Sequence Column

    To solve this problem, Doris supported a sequence column by allowing the user to specify the sequence column when importing. Under the same key column, columns of the REPLACE aggregate type will be replaced according to the value of the sequence column, larger values can be replaced with smaller values, and vice versa. In this method, the order is determined by the user, and the user controls the replacement order.

    Implemented by adding a hidden column , the type of the column is specified by the user while create the table, determines the specific value of the column on import, and replaces the REPLACE column with that value.

    When you create the Uniq table, a hidden column __DORIS_SEQUENCE_COL__ is automatically added, depending on the type specified by the user

    Import

    When importing, fe sets the value of the hidden column during parsing to the value of the ‘order by’ expression (Broker Load and routine Load), or the value of the ‘function_column.sequence_col’ expression (stream load), and the value column will be replaced according to this value. The value of the hidden column __DORIS_SEQUENCE_COL__ can be set as a column in the source data or in the table structure.
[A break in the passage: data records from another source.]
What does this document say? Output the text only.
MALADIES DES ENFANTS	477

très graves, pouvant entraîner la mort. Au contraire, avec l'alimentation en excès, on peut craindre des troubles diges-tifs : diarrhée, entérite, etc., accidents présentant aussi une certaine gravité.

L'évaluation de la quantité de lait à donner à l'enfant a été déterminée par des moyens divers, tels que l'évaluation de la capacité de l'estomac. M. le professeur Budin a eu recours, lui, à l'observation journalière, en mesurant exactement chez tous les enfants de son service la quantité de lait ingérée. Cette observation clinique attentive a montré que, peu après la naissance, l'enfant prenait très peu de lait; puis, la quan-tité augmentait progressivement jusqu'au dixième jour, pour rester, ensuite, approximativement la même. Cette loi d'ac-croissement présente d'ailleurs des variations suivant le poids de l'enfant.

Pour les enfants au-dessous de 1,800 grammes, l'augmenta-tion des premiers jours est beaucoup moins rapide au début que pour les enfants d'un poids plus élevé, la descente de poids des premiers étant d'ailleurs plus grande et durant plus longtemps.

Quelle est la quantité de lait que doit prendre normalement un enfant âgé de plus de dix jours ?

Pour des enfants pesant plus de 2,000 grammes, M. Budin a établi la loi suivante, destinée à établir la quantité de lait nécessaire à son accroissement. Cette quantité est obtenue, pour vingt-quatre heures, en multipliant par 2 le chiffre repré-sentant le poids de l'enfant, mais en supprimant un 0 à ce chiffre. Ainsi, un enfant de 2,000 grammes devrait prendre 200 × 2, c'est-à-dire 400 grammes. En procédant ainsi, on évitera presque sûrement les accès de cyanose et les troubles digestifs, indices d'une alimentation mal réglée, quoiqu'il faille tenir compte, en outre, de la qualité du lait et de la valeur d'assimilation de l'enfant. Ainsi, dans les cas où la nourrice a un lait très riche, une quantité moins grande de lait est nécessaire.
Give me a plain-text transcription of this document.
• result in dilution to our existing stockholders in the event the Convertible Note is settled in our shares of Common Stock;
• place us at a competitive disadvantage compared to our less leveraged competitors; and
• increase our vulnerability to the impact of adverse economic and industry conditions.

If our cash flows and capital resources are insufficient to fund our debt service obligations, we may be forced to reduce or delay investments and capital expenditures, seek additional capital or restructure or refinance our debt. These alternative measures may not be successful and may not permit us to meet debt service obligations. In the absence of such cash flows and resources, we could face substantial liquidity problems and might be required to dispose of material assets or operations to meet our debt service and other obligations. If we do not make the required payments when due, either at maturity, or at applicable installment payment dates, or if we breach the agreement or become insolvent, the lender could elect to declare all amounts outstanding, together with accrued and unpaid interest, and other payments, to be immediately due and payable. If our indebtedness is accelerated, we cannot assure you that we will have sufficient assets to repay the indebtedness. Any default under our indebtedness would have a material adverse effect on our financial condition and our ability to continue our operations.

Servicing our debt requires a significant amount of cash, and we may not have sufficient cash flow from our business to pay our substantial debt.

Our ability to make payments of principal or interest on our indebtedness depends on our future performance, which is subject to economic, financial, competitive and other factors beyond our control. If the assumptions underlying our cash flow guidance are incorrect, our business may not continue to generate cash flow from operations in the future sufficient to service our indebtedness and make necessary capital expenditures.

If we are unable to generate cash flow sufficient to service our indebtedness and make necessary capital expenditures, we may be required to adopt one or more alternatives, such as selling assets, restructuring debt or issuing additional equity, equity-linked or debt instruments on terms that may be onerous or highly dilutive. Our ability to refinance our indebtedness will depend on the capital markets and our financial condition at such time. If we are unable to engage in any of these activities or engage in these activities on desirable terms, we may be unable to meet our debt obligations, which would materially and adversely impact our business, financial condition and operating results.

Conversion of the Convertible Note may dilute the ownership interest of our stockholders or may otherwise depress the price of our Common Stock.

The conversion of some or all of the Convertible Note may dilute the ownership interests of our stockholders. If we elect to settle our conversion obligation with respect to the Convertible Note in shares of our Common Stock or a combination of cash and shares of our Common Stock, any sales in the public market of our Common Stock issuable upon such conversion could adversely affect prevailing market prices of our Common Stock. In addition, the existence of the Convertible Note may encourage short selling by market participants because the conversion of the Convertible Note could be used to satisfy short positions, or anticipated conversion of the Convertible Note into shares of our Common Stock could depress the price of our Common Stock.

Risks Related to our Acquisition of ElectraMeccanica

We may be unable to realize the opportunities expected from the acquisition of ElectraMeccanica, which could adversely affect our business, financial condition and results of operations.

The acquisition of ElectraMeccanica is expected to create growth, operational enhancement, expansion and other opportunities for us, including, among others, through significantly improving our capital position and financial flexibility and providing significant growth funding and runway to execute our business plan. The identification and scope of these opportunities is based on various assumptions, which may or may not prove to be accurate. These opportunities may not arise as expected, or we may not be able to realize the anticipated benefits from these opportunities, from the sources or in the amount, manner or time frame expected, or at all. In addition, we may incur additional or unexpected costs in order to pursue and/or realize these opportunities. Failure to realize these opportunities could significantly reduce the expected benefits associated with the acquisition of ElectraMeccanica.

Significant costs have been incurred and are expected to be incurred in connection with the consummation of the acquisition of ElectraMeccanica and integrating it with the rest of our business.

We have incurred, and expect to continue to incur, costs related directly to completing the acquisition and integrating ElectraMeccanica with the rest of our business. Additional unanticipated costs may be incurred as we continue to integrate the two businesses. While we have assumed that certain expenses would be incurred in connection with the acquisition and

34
    The request with the value column needs to read the additional column of __DORIS_SEQUENCE_COL__, which is used as a basis for the order of replacement aggregation function replacement under the same key column, with the larger value replacing the smaller value and not the reverse.

    Cumulative Compaction

    Cumulative Compaction works in the same way as the reading process

    Base Compaction works in the same way as the reading process

    Syntax

    Create Table

    When you create the Uniq table, you can specify the sequence column type

    The sequence_type is used to specify the type of the sequence column, which can be integral and time

    stream load

    The syntax of the stream load is to add the mapping of hidden columns corresponding to source_sequence in the ‘function_column.sequence_col’ field in the header, for example

    1. curl --location-trusted -u root -H "columns: k1,k2,source_sequence,v1,v2" -H "function_column.sequence_col: source_sequence" -T testData http://host:port/api/testDb/testTbl/_stream_load

    broker load

    Set the source_sequence field for the hidden column map at ORDER BY

    1. LOAD LABEL db1.label1
    2. (
    3. DATA INFILE("hdfs://host:port/user/data/*/test.txt")
    4. INTO TABLE `tbl1`
    5. COLUMNS TERMINATED BY ","
    6. (k1,k2,source_sequence,v1,v2)
    7. ORDER BY source_sequence
    8. )
    9. WITH BROKER 'broker'
    10. (
    11. "username"="user",
    12. "password"="pass"
    13. PROPERTIES
    14. (
    15. "timeout" = "3600"
    16. );

    routine load

    The mapping method is the same as above, as shown below

    1. CREATE ROUTINE LOAD example_db.test1 ON example_tbl
    2. COLUMNS(k1, k2, source_sequence, v1, v2),
    3. WHERE k1 > 100 and k2 like "%doris%"
    4. [ORDER BY source_sequence]
    5. PROPERTIES
    6. (
    7. "desired_concurrent_number"="3",
    8. "max_batch_interval" = "20",
    9. "max_batch_rows" = "300000",
    10. "max_batch_size" = "209715200",
    11. "strict_mode" = "false"
    12. )
    13. FROM KAFKA
    14. (
    15. "kafka_broker_list" = "broker1:9092,broker2:9092,broker3:9092",
    16. "kafka_topic" = "my_topic",
    17. "kafka_partitions" = "0,1,2,3",
    18. "kafka_offsets" = "101,0,0,200"
    19. );

    If function_column.sequence_type is set when creating a new table, then the sequence column will be supported. For a table that does not support sequence column, use the following statement if you would like to use this feature: ALTER TABLE example_db.my_table ENABLE FEATURE "SEQUENCE_LOAD" WITH PROPERTIES ("function_column.sequence_type" = "Date") to enable. If you want to determine if a table supports sequence column, you can set the session variable to display the hidden column SET show_hidden_columns=true, followed by desc Tablename, if the output contains the column __DORIS_SEQUENCE_COL__, it is supported, if not, it is not supported

    Let’s take the stream Load as an example to show how to use it

    1. Create a table that supports sequence column.
    1. Import data normally:

    Import the following data

    1. 1 2020-02-22 1 2020-03-05 c
    2. 1 2020-02-22 1 2020-02-26 d
    3. 1 2020-02-22 1 2020-02-22 e
    4. 1 2020-02-22 1 2020-02-22 b

    Take the Stream Load as an example here and map the sequence column to the modify_date column

    1. curl --location-trusted -u root: -H "function_column.sequence_col: modify_date" -T testData http://host:port/api/test/test_table/_stream_load

    The results is

    1. MySQL > select * from test_table;
    2. +---------+------------+----------+-------------+---------+
    3. | user_id | date | group_id | modify_date | keyword |
    4. +---------+------------+----------+-------------+---------+
    5. | 1 | 2020-02-22 | 1 | 2020-03-05 | c |
    6. +---------+------------+----------+-------------+---------+

    In this import, the c is eventually retained in the keyword column because the value of the sequence column (the value in modify_date) is the maximum value: ‘2020-03-05’.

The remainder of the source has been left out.